Input Validation and Schema Enforcement | Training | JustAppSec

Let's be clear about what input validation is and isn't, because misunderstanding this gets people breached. Validation is not your defence against injection or XSS. Parameterised queries defend against injection; output encoding defends against XSS. Validation is the supporting layer underneath both: it rejects obviously bad data at the boundary, shrinks your attack surface, and catches mistakes early. Treat it as the only thing standing between you and an attacker, and you'll have a bad day.

One rule before anything else: client-side validation is for user experience, server-side validation is for security. The browser checks are a convenience the attacker simply skips.

The core strategies

Allowlist, don't denylist. Define what's permitted and reject the rest, because you can enumerate the good values but you'll never finish enumerating the bad ones.

ALLOWED_STATUS = {"active", "inactive", "pending"}
if status not in ALLOWED_STATUS:
    raise ValidationError("Invalid status")

Enforce types. A value that has to be an integer can't carry a SQL injection string:

order_id = int(request.params.get("order_id"))

Cap lengths. Every string field needs a maximum. Unbounded input is how you get denial of service and buffer surprises.

Check ranges on anything numeric:

if quantity < 1 or quantity > 1000:
    raise ValidationError("Quantity out of range")

Let a schema do the work

Rather than scatter these checks by hand, declare the whole shape of the input once and enforce it in a single step. The big win, beyond tidiness, is rejecting unexpected fields, which shuts down mass assignment.

JSON Schema:

{
  "type": "object",
  "required": ["name", "email"],
  "properties": {
    "name": { "type": "string", "maxLength": 100 },
    "email": { "type": "string", "format": "email" }
  },
  "additionalProperties": false
}

That additionalProperties: false is the line that matters most: it drops any field you didn't ask for. The same idea in Zod and Pydantic:

const CreateUserSchema = z.object({
  name: z.string().max(100),
  email: z.string().email(),
}).strict();

class CreateUser(BaseModel):
    name: str = Field(max_length=100)
    email: EmailStr

    class Config:
        extra = "forbid"

Normalise before you validate

This is the step people forget, and it quietly defeats otherwise-correct validation. Canonicalise the input first, so that you're checking the same form the system will actually act on.

Unicode. é might be a single code point or an e with a combining accent.
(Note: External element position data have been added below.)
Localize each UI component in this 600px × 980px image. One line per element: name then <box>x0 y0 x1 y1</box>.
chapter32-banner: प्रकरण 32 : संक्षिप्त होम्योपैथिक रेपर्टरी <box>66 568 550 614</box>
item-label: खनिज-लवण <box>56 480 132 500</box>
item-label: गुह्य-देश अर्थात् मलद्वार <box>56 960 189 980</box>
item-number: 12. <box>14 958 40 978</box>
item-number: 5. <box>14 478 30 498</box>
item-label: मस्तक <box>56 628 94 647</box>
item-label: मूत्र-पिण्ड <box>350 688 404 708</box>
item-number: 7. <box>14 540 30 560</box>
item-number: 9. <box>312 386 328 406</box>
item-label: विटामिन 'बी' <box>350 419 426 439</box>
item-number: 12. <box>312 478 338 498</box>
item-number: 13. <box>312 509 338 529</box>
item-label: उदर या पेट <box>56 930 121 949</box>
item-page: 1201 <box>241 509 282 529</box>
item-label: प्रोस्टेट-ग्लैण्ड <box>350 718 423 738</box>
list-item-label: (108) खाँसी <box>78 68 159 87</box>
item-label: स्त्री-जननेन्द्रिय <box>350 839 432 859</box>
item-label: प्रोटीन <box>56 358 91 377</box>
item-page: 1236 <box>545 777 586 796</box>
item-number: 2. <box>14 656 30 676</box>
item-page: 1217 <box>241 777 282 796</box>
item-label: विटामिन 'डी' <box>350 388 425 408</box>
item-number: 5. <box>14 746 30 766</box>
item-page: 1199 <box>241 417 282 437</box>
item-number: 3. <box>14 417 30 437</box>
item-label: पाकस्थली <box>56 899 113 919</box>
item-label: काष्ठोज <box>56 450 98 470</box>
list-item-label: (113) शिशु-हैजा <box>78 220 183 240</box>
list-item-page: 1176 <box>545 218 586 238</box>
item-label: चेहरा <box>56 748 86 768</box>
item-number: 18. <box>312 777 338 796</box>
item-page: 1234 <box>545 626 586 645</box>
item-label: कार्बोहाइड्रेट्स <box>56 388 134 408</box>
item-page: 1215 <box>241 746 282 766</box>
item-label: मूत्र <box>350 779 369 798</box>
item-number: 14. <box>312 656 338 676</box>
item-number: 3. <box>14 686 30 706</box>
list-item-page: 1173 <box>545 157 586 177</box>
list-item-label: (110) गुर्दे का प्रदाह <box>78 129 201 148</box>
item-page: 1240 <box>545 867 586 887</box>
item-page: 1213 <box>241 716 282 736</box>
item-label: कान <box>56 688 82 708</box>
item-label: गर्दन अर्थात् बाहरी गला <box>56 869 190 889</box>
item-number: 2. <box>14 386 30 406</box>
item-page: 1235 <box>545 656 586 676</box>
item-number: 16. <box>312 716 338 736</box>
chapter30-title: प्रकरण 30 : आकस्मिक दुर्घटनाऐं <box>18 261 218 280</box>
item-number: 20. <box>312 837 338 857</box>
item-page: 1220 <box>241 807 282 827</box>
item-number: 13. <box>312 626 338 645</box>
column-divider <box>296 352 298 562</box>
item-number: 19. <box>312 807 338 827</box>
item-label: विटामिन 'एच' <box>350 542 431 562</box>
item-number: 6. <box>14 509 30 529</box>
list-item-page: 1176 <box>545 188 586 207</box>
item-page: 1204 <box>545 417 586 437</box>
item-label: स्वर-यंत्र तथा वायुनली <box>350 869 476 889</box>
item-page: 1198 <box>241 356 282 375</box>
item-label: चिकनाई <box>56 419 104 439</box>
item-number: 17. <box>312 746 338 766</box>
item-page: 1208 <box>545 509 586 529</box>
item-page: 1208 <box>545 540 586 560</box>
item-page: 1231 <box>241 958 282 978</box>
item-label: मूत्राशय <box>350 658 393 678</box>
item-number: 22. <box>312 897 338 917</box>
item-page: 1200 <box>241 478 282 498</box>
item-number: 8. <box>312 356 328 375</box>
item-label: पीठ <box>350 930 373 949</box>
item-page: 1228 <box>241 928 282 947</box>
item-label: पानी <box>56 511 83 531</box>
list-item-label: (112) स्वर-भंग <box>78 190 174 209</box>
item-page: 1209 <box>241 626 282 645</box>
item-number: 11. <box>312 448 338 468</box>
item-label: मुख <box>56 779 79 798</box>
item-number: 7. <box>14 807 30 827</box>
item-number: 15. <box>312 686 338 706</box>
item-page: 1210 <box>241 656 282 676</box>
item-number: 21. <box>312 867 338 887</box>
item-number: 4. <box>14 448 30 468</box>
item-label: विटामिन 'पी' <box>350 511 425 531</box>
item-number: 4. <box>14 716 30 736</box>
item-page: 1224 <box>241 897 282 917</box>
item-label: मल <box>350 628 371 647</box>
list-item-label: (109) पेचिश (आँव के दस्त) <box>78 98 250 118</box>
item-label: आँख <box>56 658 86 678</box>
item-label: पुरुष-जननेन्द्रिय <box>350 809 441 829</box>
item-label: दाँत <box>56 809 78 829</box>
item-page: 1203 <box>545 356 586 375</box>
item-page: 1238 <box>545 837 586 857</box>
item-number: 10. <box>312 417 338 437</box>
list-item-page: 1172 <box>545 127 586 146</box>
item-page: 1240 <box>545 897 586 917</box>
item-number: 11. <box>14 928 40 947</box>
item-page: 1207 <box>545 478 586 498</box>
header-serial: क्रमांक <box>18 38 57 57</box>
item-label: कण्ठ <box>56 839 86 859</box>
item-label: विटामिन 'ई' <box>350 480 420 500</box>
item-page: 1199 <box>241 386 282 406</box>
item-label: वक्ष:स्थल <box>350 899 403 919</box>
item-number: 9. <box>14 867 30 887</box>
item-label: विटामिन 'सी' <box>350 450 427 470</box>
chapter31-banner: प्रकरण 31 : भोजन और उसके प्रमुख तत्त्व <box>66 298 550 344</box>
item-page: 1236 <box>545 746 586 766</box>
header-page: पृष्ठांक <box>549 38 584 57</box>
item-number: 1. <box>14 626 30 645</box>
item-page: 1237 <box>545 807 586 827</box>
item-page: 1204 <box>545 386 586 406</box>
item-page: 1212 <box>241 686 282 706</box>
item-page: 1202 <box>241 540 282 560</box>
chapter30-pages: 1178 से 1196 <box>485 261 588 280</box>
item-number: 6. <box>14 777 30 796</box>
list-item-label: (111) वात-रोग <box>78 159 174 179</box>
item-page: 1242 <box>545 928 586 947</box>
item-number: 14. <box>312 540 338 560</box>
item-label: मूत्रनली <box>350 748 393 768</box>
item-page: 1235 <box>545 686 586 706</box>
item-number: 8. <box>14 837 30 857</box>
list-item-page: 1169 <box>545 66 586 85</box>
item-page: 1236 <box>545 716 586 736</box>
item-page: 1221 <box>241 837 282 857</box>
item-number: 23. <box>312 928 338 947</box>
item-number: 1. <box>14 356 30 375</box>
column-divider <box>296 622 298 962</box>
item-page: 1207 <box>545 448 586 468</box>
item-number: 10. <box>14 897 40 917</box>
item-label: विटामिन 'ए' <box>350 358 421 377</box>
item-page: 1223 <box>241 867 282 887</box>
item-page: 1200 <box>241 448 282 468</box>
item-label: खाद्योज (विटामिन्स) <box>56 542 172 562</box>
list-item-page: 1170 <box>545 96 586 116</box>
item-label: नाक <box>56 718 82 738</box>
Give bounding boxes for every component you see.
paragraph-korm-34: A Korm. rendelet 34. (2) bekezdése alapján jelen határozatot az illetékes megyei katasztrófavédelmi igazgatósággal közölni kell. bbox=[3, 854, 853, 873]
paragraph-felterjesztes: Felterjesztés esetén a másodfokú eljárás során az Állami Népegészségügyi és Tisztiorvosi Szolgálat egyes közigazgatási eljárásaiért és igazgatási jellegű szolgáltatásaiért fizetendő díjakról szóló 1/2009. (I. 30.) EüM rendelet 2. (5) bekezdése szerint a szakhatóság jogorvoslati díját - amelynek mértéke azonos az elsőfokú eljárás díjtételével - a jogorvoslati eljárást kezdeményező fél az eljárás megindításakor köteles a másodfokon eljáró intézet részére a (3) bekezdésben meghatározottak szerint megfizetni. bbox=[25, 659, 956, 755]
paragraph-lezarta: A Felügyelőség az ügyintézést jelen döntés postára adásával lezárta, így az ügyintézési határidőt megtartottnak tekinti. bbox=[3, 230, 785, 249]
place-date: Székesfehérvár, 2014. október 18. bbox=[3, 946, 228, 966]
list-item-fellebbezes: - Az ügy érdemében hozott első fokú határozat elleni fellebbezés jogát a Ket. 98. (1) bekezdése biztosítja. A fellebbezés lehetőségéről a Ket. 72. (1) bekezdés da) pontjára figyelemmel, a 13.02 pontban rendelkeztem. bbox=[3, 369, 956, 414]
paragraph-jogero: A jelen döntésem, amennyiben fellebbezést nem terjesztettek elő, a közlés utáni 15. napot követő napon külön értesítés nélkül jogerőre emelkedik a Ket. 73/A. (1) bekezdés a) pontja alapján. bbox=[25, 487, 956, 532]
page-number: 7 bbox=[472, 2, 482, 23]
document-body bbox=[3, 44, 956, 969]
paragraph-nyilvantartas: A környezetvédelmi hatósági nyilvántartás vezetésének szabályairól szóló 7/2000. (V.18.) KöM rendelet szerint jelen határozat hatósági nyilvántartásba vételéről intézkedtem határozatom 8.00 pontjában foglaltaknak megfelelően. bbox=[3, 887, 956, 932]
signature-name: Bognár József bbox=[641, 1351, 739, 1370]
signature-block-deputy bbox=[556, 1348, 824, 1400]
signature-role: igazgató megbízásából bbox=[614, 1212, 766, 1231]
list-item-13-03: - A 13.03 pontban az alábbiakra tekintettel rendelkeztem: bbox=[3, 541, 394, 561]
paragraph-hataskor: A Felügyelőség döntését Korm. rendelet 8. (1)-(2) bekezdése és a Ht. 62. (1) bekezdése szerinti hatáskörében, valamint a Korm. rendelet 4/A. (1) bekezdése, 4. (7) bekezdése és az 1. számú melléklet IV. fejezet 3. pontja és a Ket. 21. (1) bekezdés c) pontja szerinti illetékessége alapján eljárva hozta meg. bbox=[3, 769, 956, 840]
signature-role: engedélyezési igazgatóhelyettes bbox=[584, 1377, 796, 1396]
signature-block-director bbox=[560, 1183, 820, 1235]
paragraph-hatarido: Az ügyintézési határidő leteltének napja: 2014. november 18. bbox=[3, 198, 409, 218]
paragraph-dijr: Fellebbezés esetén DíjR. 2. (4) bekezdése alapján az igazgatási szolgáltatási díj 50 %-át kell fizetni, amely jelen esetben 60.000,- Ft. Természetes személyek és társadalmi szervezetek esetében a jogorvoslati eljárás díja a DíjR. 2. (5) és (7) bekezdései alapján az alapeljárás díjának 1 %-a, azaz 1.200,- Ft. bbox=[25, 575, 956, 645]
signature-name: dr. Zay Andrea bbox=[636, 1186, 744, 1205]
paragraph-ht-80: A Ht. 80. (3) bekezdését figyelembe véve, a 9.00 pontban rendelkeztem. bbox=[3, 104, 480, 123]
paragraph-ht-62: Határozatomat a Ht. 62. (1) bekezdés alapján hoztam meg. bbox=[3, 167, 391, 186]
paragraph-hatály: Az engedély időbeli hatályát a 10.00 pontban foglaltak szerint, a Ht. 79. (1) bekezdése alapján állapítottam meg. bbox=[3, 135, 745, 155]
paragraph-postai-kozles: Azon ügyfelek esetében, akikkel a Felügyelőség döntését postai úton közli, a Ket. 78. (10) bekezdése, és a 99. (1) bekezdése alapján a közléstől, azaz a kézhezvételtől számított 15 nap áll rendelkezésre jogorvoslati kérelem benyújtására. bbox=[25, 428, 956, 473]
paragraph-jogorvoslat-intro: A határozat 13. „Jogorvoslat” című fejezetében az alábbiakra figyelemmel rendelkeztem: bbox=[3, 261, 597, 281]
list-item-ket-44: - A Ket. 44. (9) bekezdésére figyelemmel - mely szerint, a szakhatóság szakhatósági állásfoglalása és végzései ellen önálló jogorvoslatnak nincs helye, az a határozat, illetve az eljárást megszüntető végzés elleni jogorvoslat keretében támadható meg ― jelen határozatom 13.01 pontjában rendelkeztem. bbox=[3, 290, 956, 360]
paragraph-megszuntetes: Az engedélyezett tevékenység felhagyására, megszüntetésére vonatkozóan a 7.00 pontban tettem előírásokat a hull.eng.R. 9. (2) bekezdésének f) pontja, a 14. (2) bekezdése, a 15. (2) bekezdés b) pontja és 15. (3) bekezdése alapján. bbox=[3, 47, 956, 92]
They look identical and compare differently.
URL encoding. %2e%2e%2f is just ../ wearing a disguise.
Case. If your allowlist has admin, an attacker will try ADMIN.

Validate after normalising, never before.

So: allowlists over denylists, types and lengths on everything, a schema library to enforce it in one place, unknown fields rejected, canonicalisation first, and all of it on the server. None of that replaces your real defences. It just stops a lot of nonsense reaching them.